With most countries worldwide making Covid-19 tests mandatory for passengers travelling by air, some are worsening the already- strained situation by obtaining fake health certificates on the black market.

With the second wave of the novel coronavirus pandemic spreading across the world, air-bound international passengers are flouting the primary Covid-19 regulation. Instead of securing a negative Polymerase Chain Reaction (PCR) test within 72 of their flight time, which determines whether a person is infected by the Covid-19 virus or not, travellers are buying fake test results a few hours prior to their departure, exposing fellow passengers to the danger of contracting the virus. 

Health officials in France said on Friday that seven people had been arrested for selling fake certificates showing negative Covid-19 results for travellers at Paris’s largest airport, Charles de Gaulle.

The six men and a woman, between 29 and 52 years of age, were charged with forgery and complicity in fraud. 

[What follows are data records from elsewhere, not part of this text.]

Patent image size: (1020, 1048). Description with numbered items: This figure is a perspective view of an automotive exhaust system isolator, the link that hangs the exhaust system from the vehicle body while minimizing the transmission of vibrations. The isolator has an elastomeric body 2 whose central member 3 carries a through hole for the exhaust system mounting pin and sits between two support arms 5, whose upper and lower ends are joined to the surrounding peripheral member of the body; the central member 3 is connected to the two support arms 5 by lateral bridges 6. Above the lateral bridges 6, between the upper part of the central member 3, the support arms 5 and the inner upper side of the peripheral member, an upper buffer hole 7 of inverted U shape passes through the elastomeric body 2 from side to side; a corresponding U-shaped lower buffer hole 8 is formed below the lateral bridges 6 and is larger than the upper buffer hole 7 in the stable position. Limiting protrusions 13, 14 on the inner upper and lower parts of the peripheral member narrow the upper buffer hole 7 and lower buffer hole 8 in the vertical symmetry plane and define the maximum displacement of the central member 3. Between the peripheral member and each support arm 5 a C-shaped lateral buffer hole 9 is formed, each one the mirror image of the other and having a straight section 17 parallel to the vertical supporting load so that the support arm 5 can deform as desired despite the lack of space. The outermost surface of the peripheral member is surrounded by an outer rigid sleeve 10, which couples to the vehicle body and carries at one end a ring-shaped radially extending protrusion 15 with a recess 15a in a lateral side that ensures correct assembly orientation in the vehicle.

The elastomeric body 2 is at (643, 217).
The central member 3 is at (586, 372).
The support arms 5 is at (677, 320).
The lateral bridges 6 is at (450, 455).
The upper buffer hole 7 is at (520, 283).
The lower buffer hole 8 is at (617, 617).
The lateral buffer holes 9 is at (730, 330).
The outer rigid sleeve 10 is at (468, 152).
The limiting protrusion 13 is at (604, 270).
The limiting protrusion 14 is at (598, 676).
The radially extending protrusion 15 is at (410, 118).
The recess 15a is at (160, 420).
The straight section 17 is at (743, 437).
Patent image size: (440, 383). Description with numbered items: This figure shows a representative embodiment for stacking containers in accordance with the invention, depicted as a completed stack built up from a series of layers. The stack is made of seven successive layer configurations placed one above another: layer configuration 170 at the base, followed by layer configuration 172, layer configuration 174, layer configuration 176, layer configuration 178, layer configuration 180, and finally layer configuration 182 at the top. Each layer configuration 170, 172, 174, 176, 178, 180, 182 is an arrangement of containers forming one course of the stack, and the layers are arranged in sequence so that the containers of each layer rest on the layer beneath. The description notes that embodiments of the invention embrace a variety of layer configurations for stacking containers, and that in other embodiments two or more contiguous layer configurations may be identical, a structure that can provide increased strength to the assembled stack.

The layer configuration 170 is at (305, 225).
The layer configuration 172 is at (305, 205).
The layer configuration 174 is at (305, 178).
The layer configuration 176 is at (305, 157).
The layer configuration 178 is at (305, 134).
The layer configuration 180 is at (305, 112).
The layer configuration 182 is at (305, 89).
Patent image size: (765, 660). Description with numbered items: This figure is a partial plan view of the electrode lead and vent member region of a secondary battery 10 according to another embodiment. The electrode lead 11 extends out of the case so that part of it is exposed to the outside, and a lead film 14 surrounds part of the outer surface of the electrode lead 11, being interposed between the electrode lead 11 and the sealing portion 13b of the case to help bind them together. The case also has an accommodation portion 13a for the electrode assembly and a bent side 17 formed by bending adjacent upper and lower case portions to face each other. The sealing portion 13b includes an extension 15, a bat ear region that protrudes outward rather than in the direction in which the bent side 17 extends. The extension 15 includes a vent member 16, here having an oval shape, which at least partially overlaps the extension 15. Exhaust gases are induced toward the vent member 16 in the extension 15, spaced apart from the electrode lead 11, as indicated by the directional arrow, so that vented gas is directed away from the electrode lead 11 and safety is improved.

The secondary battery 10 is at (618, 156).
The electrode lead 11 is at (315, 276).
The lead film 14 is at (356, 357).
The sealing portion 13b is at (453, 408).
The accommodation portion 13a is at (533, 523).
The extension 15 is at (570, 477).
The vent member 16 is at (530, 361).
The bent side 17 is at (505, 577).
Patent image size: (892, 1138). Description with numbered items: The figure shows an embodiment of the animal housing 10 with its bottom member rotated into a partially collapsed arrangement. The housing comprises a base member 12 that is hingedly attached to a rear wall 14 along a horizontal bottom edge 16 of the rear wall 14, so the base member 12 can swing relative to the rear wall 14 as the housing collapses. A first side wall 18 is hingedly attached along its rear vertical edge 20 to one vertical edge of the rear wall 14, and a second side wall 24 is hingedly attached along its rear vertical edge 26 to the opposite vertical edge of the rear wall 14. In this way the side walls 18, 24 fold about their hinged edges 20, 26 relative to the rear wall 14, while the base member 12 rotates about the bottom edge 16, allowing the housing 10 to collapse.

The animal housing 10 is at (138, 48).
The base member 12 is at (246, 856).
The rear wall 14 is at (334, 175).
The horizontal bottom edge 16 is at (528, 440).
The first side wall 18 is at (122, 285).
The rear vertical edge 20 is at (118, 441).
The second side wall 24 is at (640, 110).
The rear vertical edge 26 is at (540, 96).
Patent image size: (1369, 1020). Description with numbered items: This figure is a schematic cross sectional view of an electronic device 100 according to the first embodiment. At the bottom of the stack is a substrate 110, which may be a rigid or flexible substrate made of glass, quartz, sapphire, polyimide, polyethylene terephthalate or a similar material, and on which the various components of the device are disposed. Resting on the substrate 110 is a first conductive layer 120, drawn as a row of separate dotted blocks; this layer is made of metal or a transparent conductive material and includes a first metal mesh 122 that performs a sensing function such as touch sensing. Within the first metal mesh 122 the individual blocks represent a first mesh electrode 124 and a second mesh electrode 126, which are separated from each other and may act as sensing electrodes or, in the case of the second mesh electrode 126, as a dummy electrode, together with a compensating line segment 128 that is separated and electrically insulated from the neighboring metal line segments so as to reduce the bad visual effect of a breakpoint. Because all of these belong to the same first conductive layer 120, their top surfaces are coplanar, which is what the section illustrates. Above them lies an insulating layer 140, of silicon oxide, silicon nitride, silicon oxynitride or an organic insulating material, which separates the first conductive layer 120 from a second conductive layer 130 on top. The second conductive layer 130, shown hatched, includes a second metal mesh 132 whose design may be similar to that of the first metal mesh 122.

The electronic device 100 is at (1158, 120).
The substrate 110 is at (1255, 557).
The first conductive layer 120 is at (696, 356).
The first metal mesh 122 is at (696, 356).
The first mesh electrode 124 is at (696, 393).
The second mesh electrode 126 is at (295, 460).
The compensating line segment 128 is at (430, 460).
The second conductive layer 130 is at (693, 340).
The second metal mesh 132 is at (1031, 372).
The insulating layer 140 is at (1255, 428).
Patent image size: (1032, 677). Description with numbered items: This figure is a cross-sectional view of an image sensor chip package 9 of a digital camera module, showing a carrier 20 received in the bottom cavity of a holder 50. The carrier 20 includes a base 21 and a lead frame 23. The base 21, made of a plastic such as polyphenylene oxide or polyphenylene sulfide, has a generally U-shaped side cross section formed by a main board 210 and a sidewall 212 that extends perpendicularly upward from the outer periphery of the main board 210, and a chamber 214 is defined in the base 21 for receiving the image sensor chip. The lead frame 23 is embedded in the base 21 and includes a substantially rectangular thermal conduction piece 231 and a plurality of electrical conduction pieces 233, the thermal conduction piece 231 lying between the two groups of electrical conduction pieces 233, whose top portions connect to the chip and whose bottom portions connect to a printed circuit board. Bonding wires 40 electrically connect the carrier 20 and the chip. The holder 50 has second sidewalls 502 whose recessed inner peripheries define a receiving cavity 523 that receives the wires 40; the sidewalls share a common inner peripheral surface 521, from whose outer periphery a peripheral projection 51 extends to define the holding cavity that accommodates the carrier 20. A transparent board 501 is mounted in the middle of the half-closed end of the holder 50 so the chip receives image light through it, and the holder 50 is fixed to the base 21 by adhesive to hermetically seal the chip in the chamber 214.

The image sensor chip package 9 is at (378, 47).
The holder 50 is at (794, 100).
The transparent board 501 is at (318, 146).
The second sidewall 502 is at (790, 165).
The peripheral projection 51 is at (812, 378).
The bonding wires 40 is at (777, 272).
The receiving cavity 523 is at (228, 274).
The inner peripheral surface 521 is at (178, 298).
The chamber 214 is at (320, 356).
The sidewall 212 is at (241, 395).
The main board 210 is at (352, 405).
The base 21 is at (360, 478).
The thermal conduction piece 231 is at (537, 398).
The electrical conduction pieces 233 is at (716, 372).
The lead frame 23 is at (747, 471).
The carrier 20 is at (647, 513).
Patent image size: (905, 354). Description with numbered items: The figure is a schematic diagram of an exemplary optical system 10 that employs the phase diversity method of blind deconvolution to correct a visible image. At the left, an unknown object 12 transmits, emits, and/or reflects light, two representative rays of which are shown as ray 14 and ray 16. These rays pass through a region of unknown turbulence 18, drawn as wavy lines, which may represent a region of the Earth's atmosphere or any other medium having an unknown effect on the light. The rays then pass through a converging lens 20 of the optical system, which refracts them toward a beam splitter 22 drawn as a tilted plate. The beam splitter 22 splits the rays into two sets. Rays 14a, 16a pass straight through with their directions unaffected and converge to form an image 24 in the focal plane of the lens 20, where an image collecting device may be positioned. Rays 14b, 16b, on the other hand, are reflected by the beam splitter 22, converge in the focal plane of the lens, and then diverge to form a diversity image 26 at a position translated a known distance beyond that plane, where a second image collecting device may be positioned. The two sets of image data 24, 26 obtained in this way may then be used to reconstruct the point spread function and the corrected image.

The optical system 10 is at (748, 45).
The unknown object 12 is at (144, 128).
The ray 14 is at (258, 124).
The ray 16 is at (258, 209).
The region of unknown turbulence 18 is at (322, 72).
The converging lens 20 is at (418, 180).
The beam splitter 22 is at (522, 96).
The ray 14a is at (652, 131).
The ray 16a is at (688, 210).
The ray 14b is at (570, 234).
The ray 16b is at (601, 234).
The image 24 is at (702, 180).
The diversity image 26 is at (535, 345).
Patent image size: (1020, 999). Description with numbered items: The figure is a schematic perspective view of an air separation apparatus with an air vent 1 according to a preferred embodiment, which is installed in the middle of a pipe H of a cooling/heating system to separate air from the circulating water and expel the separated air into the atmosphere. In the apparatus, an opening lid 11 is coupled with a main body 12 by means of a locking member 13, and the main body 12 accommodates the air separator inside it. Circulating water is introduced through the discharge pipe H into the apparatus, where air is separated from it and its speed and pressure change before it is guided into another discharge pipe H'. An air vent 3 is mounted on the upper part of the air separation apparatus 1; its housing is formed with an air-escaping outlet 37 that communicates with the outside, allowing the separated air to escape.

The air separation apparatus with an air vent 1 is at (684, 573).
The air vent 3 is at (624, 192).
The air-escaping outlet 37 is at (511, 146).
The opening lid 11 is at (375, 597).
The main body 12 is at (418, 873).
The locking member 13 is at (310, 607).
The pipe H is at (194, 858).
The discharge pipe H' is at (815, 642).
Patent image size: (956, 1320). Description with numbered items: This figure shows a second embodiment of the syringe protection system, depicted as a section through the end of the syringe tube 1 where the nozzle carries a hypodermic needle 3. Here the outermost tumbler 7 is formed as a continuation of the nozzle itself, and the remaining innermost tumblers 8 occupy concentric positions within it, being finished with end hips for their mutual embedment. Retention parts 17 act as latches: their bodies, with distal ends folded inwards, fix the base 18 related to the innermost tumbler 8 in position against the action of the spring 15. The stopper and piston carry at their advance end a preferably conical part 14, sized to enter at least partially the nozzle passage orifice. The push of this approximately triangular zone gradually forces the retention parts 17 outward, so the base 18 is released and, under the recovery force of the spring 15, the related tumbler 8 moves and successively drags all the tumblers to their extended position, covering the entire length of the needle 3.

The fake certificates were being sold to passengers for $180 to $360.

The investigation started with the discovery of a passenger, who checked in for a flight in September to Addis Ababa, with a phoney document that confirmed negative test results.

The Lancashire Telegraph reported how some passengers are using fake certificates to board flights to Pakistan.

The report revealed that people could print out such fake results in the name of a doctor and show them to check-in staff at the UK airports.

Since 5 October, all international visitors to Pakistan have needed to prove their negative Covid-19 results - they require being tested within 96 hours of the start of the flight.

A man from Blackburn said he obtained a negative test from his friend. He changed the name and printed it out to use before the flight. Suddenly, his travelling to Pakistan was perfectly achievable.

“You can simply get their negative test and change the name and birthdate to your own. You also put a test date on which is within the time limit required,” the man told the Lancashire Telegraph.

“You download the email, change it and then print it.”

“People are doing this as you can’t get a Covid-19 test if you have to travel to Pakistan in case of an emergency. It is difficult to get one unless you are a key worker.”

Moreover, last month, four tourists were arrested in Brazil for allegedly faking Covid-19 tests in an attempt to reach Fernando de Noronha, a group of islands off northern Brazil.

The two men and two women were arrested after landing, according to a statement on the archipelago’s official website.